Two Oklahoma physicians have faced fallout of different kinds in the wake of a July false claims settlement over allegations their orthopedic group got sweetheart deals from a hospital in exchange for their referrals. One of the physicians has agreed to a 10-year exclusion from federal health care programs, and the other physician is walled off from some of the orthopedic group’s operations by its corporate integrity agreement (CIA) with the HHS Office of Inspector General (OIG).
The developments stem from the Department of Justice’s False Claims Act (FCA) settlement with the Oklahoma Center for Orthopaedic & Multi-Specialty Surgery (OCOM), a specialty hospital in Oklahoma City; USP OKC Inc. and USP OKC Manager Inc. (collectively USP), its part owner and management company; Southwest Orthopaedic Specialists PLLC (SOS), an Oklahoma City-based physician group; and two SOS physicians—Anthony Cruse, D.O., and R.J. Langerman, Jr., D.O.

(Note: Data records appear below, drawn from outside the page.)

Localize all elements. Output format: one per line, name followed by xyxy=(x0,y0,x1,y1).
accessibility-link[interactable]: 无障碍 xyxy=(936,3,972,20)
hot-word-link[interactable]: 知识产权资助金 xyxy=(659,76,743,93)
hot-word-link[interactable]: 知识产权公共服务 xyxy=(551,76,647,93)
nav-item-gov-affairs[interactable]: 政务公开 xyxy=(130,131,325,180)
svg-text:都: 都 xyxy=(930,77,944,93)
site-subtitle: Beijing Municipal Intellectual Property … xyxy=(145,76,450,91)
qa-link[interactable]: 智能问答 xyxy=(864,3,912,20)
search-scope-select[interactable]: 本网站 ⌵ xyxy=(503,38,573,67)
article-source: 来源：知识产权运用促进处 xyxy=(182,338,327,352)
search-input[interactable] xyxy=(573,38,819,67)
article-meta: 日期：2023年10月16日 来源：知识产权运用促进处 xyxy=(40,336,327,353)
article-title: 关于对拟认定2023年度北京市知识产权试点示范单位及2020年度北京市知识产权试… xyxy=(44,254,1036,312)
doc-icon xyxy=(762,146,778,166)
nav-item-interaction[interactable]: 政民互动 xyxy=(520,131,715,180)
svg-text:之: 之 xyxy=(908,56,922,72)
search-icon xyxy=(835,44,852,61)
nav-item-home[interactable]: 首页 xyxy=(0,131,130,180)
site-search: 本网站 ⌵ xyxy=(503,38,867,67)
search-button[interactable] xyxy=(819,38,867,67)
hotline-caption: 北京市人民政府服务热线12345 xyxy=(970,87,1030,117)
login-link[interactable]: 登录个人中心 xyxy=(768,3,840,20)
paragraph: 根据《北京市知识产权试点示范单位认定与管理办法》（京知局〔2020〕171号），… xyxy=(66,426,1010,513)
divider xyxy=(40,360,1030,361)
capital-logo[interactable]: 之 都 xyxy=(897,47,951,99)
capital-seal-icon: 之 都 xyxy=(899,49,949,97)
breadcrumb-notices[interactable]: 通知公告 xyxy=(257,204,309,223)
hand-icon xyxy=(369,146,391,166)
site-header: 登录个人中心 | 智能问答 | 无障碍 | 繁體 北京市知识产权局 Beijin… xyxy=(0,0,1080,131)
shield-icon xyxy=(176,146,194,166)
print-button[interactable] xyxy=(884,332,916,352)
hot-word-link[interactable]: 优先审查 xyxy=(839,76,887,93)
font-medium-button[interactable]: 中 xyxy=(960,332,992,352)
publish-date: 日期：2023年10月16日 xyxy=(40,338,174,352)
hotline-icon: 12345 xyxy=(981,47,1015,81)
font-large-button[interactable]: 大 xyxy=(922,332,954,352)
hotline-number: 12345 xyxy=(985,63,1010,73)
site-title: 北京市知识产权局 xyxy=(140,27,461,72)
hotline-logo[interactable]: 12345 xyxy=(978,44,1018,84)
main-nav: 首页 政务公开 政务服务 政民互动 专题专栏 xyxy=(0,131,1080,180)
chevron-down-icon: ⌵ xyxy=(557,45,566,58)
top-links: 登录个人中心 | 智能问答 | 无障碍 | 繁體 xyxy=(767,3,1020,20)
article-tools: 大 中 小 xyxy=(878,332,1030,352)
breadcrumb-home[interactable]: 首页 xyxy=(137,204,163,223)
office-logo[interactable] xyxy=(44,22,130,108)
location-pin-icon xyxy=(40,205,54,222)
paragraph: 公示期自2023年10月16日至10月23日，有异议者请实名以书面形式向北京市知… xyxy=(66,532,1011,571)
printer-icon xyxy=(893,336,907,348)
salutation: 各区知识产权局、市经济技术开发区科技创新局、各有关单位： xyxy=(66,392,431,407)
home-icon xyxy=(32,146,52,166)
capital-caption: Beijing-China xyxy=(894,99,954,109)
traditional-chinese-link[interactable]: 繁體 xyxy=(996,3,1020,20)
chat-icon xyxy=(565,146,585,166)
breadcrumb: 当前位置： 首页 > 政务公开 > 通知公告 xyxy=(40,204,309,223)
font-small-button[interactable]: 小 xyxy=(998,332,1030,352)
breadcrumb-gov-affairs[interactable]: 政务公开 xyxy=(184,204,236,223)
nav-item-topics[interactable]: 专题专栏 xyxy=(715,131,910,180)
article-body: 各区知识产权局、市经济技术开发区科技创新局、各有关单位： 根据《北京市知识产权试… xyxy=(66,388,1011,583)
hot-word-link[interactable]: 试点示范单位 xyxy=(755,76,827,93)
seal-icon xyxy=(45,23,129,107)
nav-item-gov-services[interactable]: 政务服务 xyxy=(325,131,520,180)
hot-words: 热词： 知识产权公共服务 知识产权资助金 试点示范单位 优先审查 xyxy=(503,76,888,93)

The defendants collectively paid $72.3 million to resolve allegations under the federal and Oklahoma Medicaid FCA of “improper relationships” between OCOM and SOS from 2006 through 2018, DOJ said July 8.

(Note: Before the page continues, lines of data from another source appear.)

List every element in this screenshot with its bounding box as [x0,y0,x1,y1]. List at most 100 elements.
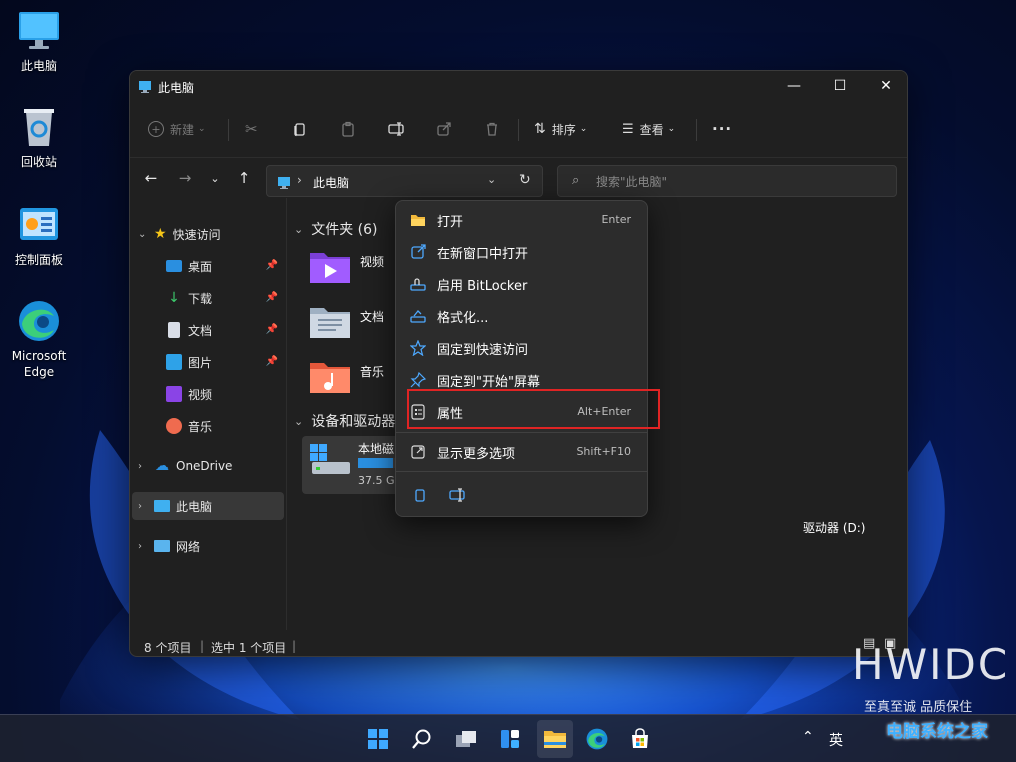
cut-button[interactable]: ✂ [245,117,258,141]
sidebar-item-music[interactable]: 音乐 [166,413,284,439]
chevron-right-icon[interactable]: › [138,501,154,512]
annotation-highlight-box [407,389,660,429]
pin-icon[interactable]: 📌 [266,356,278,367]
recent-locations-button[interactable]: ⌄ [204,168,226,188]
view-button[interactable]: ☰ 查看 ⌄ [622,117,675,141]
input-method-indicator[interactable]: 英 [829,730,843,750]
sidebar-item-documents[interactable]: 文档 📌 [166,317,284,343]
up-button[interactable]: ↑ [233,168,255,188]
sidebar-item-downloads[interactable]: ↓ 下载 📌 [166,285,284,311]
desktop-icon-control-panel[interactable]: 控制面板 [3,202,75,268]
status-bar: 8 个项目 | 选中 1 个项目 | ▤ ▣ [130,632,907,656]
share-button[interactable] [436,117,452,141]
close-icon: ✕ [880,78,892,94]
maximize-button[interactable]: ☐ [817,71,863,101]
delete-button[interactable] [484,117,500,141]
menu-item-bitlocker[interactable]: 启用 BitLocker [400,269,643,299]
sort-icon: ⇅ [534,121,546,137]
folders-section-header[interactable]: ⌄ 文件夹 (6) [294,219,378,239]
sidebar-item-label: 下载 [188,291,213,306]
breadcrumb[interactable]: 此电脑 [313,174,349,191]
chevron-down-icon: ⌄ [294,222,304,236]
dvd-drive-label[interactable]: 驱动器 (D:) [803,519,865,536]
menu-item-open[interactable]: 打开 Enter [400,205,643,235]
devices-section-header[interactable]: ⌄ 设备和驱动器 [294,411,395,431]
start-button[interactable] [362,723,394,755]
folder-item-music[interactable]: 音乐 [308,359,384,395]
refresh-icon[interactable]: ↻ [519,172,531,188]
edge-taskbar-button[interactable] [581,723,613,755]
control-panel-icon [16,202,62,248]
menu-item-open-new-window[interactable]: 在新窗口中打开 [400,237,643,267]
more-options-button[interactable]: ··· [712,117,732,141]
desktop-icon-this-pc[interactable]: 此电脑 [3,8,75,74]
chevron-down-icon: ⌄ [667,124,676,134]
watermark-slogan: 至真至诚 品质保住 [864,700,973,715]
recycle-bin-icon [16,104,62,150]
pin-icon[interactable]: 📌 [266,260,278,271]
sidebar-item-onedrive[interactable]: › ☁ OneDrive [138,453,283,479]
desktop-icon-label: 此电脑 [20,59,57,73]
sidebar-item-this-pc[interactable]: › 此电脑 [138,493,283,519]
sidebar-item-quick-access[interactable]: ⌄ ★ 快速访问 [138,221,283,247]
back-button[interactable]: ← [140,168,162,188]
document-icon [168,322,180,338]
show-more-icon [411,445,425,459]
sidebar-item-desktop[interactable]: 桌面 📌 [166,253,284,279]
pin-icon[interactable]: 📌 [266,292,278,303]
close-button[interactable]: ✕ [863,71,907,101]
sidebar-item-pictures[interactable]: 图片 📌 [166,349,284,375]
store-taskbar-button[interactable] [624,723,656,755]
file-explorer-taskbar-button[interactable] [537,720,573,758]
task-view-button[interactable] [450,723,482,755]
menu-copy-button[interactable] [408,483,432,507]
open-new-window-icon [411,244,426,259]
trash-icon [487,122,497,136]
selection-count: 选中 1 个项目 [211,641,287,655]
search-input[interactable] [596,173,876,191]
sidebar-item-network[interactable]: › 网络 [138,533,283,559]
new-button-label: 新建 [170,122,195,137]
pin-icon[interactable]: 📌 [266,324,278,335]
paste-button[interactable] [340,117,356,141]
chevron-down-icon[interactable]: ⌄ [487,173,496,186]
menu-item-label: 格式化... [437,311,489,326]
copy-button[interactable] [292,117,308,141]
widgets-icon [501,730,519,748]
rename-button[interactable] [388,117,406,141]
menu-item-format[interactable]: 格式化... [400,301,643,331]
menu-item-show-more-options[interactable]: 显示更多选项 Shift+F10 [400,437,643,467]
rename-icon [388,122,404,136]
minimize-button[interactable]: — [771,71,817,101]
new-button[interactable]: + 新建 ⌄ [148,117,206,141]
store-icon [632,728,648,748]
desktop-icon-edge[interactable]: Microsoft Edge [3,298,75,380]
sort-button[interactable]: ⇅ 排序 ⌄ [534,117,587,141]
chevron-right-icon[interactable]: › [138,461,154,472]
chevron-down-icon[interactable]: ⌄ [138,229,154,240]
sidebar-item-label: 快速访问 [172,227,221,242]
folder-item-documents[interactable]: 文档 [308,304,384,340]
drive-usage-fill [358,458,393,468]
menu-rename-button[interactable] [446,483,470,507]
search-icon: ⌕ [572,173,580,188]
monitor-icon [16,8,62,54]
chevron-right-icon[interactable]: › [138,541,154,552]
search-box[interactable]: ⌕ [557,165,897,197]
tray-overflow-icon[interactable]: ⌃ [802,729,814,745]
star-icon: ★ [154,226,167,242]
widgets-button[interactable] [494,723,526,755]
menu-item-shortcut: Shift+F10 [576,445,631,458]
folder-item-videos[interactable]: 视频 [308,249,384,285]
menu-item-pin-quick-access[interactable]: 固定到快速访问 [400,333,643,363]
desktop-icon-recycle-bin[interactable]: 回收站 [3,104,75,170]
forward-button[interactable]: → [174,168,196,188]
this-pc-icon [154,500,170,512]
title-bar[interactable]: 此电脑 — ☐ ✕ [130,71,907,101]
search-taskbar-button[interactable] [406,723,438,755]
search-icon [412,729,431,749]
copy-icon [415,489,425,502]
address-bar[interactable]: › 此电脑 ⌄ ↻ [266,165,543,197]
menu-item-label: 固定到"开始"屏幕 [437,375,540,390]
sidebar-item-videos[interactable]: 视频 [166,381,284,407]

The FCA lawsuit was filed by a whistleblower, Wayne Allison, who was the SOS practice administrator for 15 years. He alleged the “defendants’ unlawful conduct and fraudulent schemes arise from their entangled history of using their patient referrals and various entities as a self-interested, profit-oriented, multi-million-dollar money-making machine,” according to the June 2018 second amended complaint.

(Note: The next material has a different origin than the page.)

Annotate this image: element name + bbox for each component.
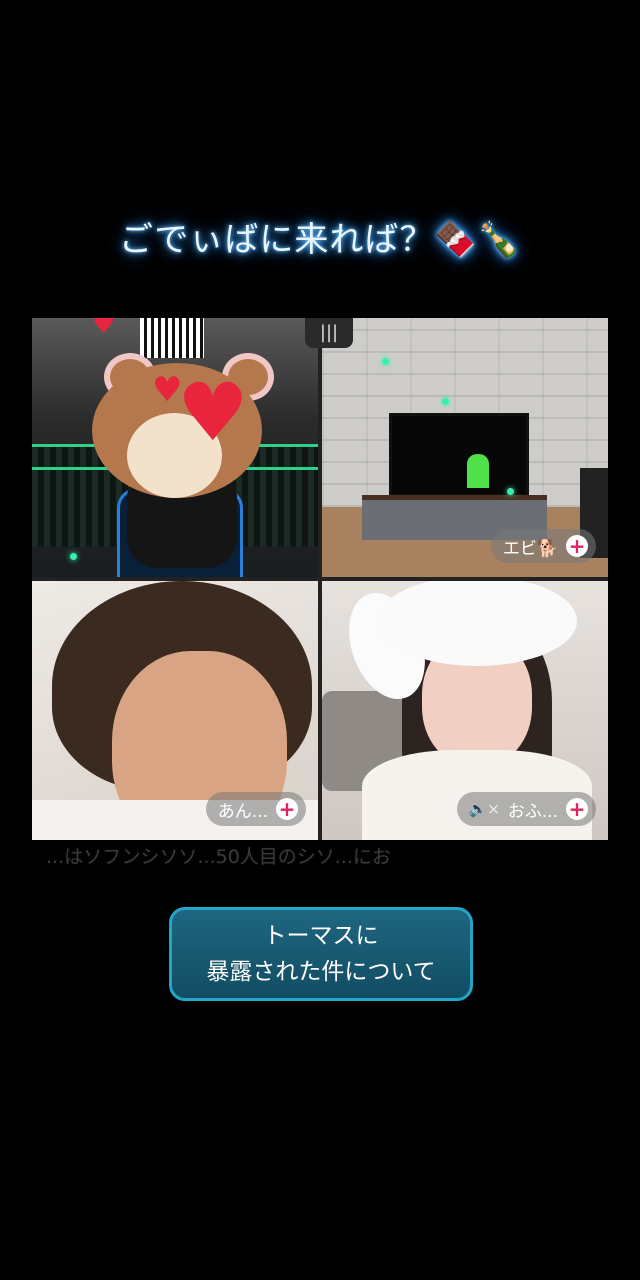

OCOM is managed by USP, and Tenet Healthcare Corp. owns 95% of USP, the complaint said, although Tenet isn’t a party to the settlement. Of the settlement amount, USP will pay $60.86 million to the United States, $5 million to Oklahoma, and $206,000 to Texas. SOS, Cruse and Langerman will pay $5.7 million to the feds and $495,619 to Oklahoma. None of the defendants admitted liability in the settlement.